Types II and III refer to choledocal diverticulum which occurs in 2% of cases and to choledochocoele which involves only the intraduodenal portion of the main bile duct and accounts for 1 - 5% of cases. Choledochocoele is a protrusion of a dilated intramural common bile duct into the duodenum. There are two anatomical types that can not always be differentiated by radiological imaging. In the first, the common bile duct terminates into the choledochocoele which drains into the duodenum via an aperture in its wall.
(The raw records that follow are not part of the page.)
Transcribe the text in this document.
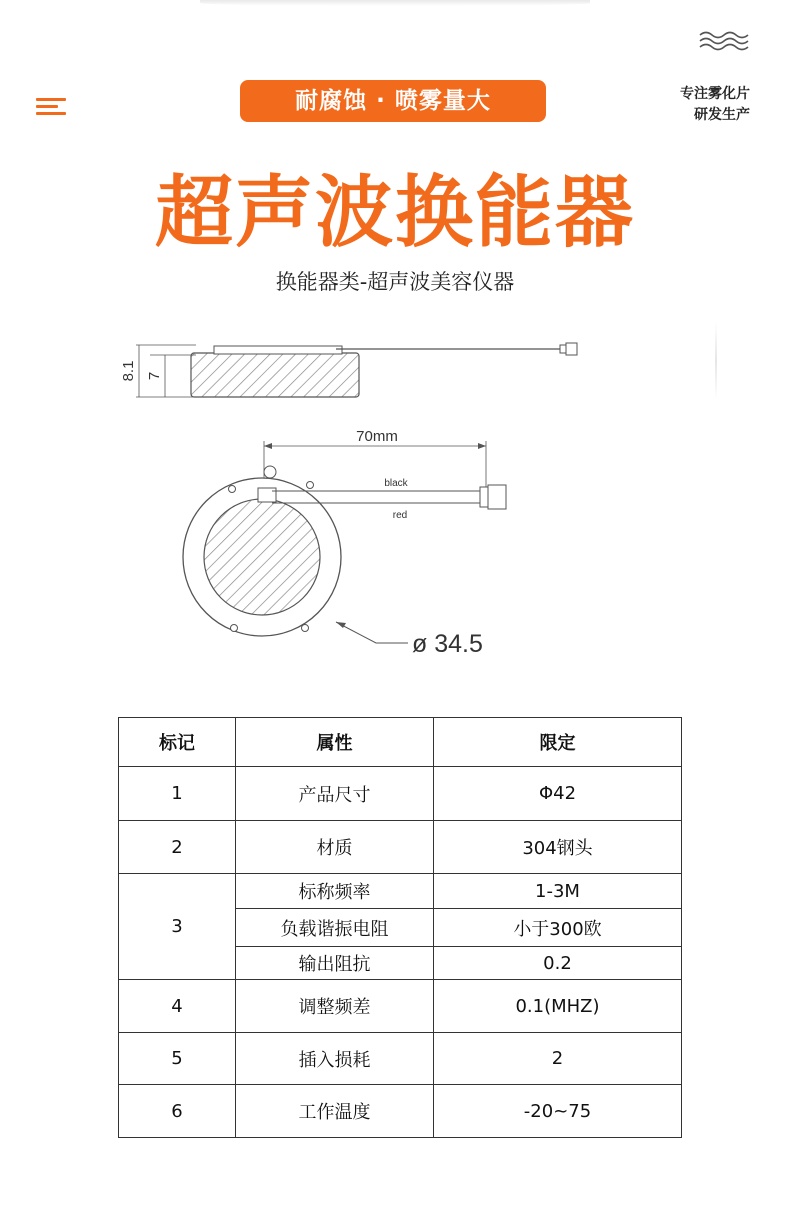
耐腐蚀 · 喷雾量大	专注雾化片
研发生产
超声波换能器
换能器类-超声波美容仪器
8.1 7
70mm
black
red
ø 34.5
标记	属性	限定
1	产品尺寸	Φ42
2	材质	304钢头
3	标称频率	1-3M
	负载谐振电阻	小于300欧
	输出阻抗	0.2
4	调整频差	0.1(MHZ)
5	插入损耗	2
6	工作温度	-20~75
The main pancreatic duct may also empty into the choledochocoele. The second type occurs when the common bile duct enters normally into the papilla and the choledococoele fills and empties directly into the common bile duct. In this variant the pancreatic duct usually enters into the main bile duct proximally to the choledochocoele. Type IV refers to multiple cysts. Type IVa refers to multiple intrahepatic cysts and an extrahepatic cyst and Type IVb refers to multiple extrahepatic cysts. Type V refers to Carolis disease. Classification schemes vary and the definition of Types IV and V are not universally accepted.

Clinical symptoms related to choledochal cysts may appear only at the adult age and are usually caused by complications. Complications of choledochal cysts include: recurrent pancreatitis, cholangitis, biliary stones, intrahepatic abscesses, biliary cirrhosis, portal hypertension and duodenal compression.



Radiological diagnosis

Sonographically the Type I cyst is visible as a fluid containing anechoic structure distinct from the gallbladder but in continuity with the common bile duct. Sonography will also detect associated stones, strictures or carcinoma.

Choledocal cysts are revealed on CT (Fig.2) and MRI as fluid containing, sharply delineated masses in continuity with the extrahepatic bile ducts mostly situated within the pancreatic head. The exact anatomical and topographic situation is better displayed in the coronal than in the transverse plane. This can be accomplished by CT using reformation in the coronal plane with or without the use of cholangiographic contrast medium or by direct coronal imaging with MRI. Optimal and complete anatomical visualization of the anomaly and its topographic relation to the rest of the intra- and extrahepatic bile duct system, particularly in a preoperative setting, requires direct cholangiography (Fig.3).

However, MRCP (Fig.4) nowadays may be able to provide almost identical detailed information as cholangiography without the need of any invasive procedure or of contrast medium. MRCP will also contribute to the differential diagnosis between choledochal cysts and pancreatic cysts or pseudocysts, as well as with enteric duplication cysts. Choledochocoele has different features on cross-sectional imaging than the other types of choledochal cysts. The impression and protrusion of this fluid-filled mass on the medial duodenal wall, as well as its specific intramural localization will suggest the diagnosis (Fig. 5). ERCP optimally displays the anatomical abnormality as well as the repercussion on the bile ducts (Fig. 6).